Thursday, June 19, 2008

Jesus loves me, this I know, because the bumper stickers tell me so

This morning while driving to work, I heard that people who plaster bumper stickers all over the back of their car are 15% more likely to commit road rage. You know what that means, right? It’s the “Honk if you love Jesus” people that you have to look out for. Hey, I learned my lesson when the Jesus fish chick FU’ed me because I bought a Snicker bar while paying for gas. There was someone ahead of me anyway. Not like I could have moved things along any faster. Bitch.

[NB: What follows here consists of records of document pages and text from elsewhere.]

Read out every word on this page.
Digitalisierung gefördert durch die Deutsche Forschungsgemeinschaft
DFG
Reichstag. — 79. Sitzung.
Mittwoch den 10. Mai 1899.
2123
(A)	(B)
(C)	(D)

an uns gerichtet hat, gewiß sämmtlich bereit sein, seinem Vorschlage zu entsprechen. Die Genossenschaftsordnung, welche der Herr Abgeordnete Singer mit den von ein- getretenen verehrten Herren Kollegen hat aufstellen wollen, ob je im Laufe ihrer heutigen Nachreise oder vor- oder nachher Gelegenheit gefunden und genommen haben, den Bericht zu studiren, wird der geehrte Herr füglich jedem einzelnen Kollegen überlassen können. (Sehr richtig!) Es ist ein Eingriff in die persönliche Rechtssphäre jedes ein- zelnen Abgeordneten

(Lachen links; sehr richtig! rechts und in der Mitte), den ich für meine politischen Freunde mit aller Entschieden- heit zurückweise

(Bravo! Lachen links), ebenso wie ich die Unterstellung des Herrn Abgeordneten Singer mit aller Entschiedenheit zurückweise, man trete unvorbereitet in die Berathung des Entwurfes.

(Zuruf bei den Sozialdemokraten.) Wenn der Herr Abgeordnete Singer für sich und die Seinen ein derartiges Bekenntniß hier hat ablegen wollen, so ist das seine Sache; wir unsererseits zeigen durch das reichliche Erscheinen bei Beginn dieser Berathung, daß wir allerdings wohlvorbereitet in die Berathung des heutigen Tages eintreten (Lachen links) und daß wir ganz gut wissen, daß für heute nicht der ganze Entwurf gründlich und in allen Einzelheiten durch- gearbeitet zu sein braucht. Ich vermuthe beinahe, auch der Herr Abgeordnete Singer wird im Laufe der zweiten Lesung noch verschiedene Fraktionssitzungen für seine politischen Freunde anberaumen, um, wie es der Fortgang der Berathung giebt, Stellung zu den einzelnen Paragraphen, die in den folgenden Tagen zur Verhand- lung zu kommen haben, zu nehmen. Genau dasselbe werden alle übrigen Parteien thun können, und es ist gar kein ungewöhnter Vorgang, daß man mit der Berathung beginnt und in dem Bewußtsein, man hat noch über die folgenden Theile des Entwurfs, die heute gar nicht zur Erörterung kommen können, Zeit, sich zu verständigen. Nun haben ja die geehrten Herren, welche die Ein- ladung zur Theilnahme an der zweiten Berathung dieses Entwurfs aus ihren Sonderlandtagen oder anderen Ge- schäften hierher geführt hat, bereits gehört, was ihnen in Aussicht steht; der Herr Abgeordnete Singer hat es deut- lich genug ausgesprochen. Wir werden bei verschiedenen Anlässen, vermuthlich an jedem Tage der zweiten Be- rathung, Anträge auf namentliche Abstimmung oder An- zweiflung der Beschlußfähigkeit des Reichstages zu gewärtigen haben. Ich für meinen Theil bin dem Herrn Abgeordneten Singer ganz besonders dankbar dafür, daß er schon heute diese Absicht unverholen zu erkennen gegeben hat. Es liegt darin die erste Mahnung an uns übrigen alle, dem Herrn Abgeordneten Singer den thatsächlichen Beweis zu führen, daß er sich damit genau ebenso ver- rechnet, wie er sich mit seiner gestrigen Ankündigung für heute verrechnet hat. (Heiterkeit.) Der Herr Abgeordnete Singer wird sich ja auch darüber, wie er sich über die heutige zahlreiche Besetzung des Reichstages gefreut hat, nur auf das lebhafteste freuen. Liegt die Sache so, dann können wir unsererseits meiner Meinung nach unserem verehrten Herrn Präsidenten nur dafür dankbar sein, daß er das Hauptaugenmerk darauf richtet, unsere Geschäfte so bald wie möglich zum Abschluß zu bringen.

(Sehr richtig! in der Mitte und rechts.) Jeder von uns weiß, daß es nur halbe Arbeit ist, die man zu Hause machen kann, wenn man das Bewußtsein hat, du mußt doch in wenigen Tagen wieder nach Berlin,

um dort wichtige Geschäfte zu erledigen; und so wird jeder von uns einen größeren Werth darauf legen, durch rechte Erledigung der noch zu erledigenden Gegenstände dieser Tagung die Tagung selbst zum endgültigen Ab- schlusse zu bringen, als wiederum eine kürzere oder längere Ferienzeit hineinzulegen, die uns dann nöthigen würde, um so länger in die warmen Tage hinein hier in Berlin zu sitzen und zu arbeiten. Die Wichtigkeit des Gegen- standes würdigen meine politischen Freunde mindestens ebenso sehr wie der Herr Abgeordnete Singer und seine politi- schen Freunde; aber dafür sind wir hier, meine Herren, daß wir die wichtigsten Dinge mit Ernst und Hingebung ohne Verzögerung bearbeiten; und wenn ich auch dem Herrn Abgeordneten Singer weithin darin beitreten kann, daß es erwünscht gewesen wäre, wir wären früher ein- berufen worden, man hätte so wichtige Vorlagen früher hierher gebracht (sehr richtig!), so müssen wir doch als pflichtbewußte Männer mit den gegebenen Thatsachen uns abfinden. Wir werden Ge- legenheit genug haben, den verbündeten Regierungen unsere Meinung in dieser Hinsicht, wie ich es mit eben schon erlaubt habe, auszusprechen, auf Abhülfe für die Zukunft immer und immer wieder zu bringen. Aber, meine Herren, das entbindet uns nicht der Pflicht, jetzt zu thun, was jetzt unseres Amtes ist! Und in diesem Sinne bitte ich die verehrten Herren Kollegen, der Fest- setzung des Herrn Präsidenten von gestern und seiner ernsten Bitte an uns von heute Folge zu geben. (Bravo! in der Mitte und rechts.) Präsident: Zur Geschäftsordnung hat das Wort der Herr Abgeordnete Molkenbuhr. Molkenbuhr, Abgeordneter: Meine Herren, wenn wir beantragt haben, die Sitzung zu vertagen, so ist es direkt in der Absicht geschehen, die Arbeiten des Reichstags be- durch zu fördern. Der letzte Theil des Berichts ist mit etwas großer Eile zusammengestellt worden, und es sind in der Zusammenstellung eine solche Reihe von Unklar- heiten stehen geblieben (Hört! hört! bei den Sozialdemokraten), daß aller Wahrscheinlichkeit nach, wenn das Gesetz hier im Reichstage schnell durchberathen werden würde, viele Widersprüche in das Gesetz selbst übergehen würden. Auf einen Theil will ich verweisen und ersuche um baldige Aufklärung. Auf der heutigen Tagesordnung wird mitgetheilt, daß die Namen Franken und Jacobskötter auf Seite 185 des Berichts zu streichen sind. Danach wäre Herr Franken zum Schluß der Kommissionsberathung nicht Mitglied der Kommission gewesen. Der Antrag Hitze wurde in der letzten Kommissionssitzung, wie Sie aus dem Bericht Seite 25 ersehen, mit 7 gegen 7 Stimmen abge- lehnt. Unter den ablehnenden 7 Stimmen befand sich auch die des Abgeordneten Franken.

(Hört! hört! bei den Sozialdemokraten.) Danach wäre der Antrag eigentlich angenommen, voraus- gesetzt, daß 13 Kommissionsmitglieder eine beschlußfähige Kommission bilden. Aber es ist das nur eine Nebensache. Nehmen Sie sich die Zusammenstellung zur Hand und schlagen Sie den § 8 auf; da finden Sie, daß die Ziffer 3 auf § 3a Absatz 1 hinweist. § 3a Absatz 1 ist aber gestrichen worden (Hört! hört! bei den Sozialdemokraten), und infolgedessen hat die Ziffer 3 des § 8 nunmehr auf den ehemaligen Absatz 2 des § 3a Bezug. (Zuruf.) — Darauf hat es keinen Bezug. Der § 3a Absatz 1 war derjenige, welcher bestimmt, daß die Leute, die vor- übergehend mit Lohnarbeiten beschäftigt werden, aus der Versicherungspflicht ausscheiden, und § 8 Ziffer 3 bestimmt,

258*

For all the people who keep saying demand is the reason for high gas prices, again I’ve heard on the news that demand is DOWN. “Dramatic drop in driving” were the exact words they used. It’s the speculating that’s causing the high prices. I’m tired of people blaming consumers when it’s clear that a lot of consumers ARE cutting back on vacations and unnecessary driving.

Speaking of high gas prices, Female Offspring #1 and I were out shopping last weekend and we pulled next to a beautiful cherry Hummer. Now I hate the Hummer and I think it’s abso-freaking-lutely insane to be driving them unless you live in really rough in the Himalayas. But the paint job on this thing was gorgeous. I pointed it out to FO #1 who immediately began writing something on a piece of paper. When we passed the Hummer, she stuck the paper on the windshield. I asked her if she was complimenting them on the color, and she said, “No, I ’thanked’ them for hogging enough gasoline for four people.“

Advertising phrase that grates on my nerves these days? “Where you at?” All the nuns who taught me English are turning over in their graves hearing that. Well, I guess they is.

Gotta love how McCain keeps using the phrase “transcendental challenge” in all of his recent speeches. Politicians try to pretty all this shit up in the hopes that we’re too stupid to understand what they’re saying. In his new tv spot, he uses the word ‘war’ four times in just seconds.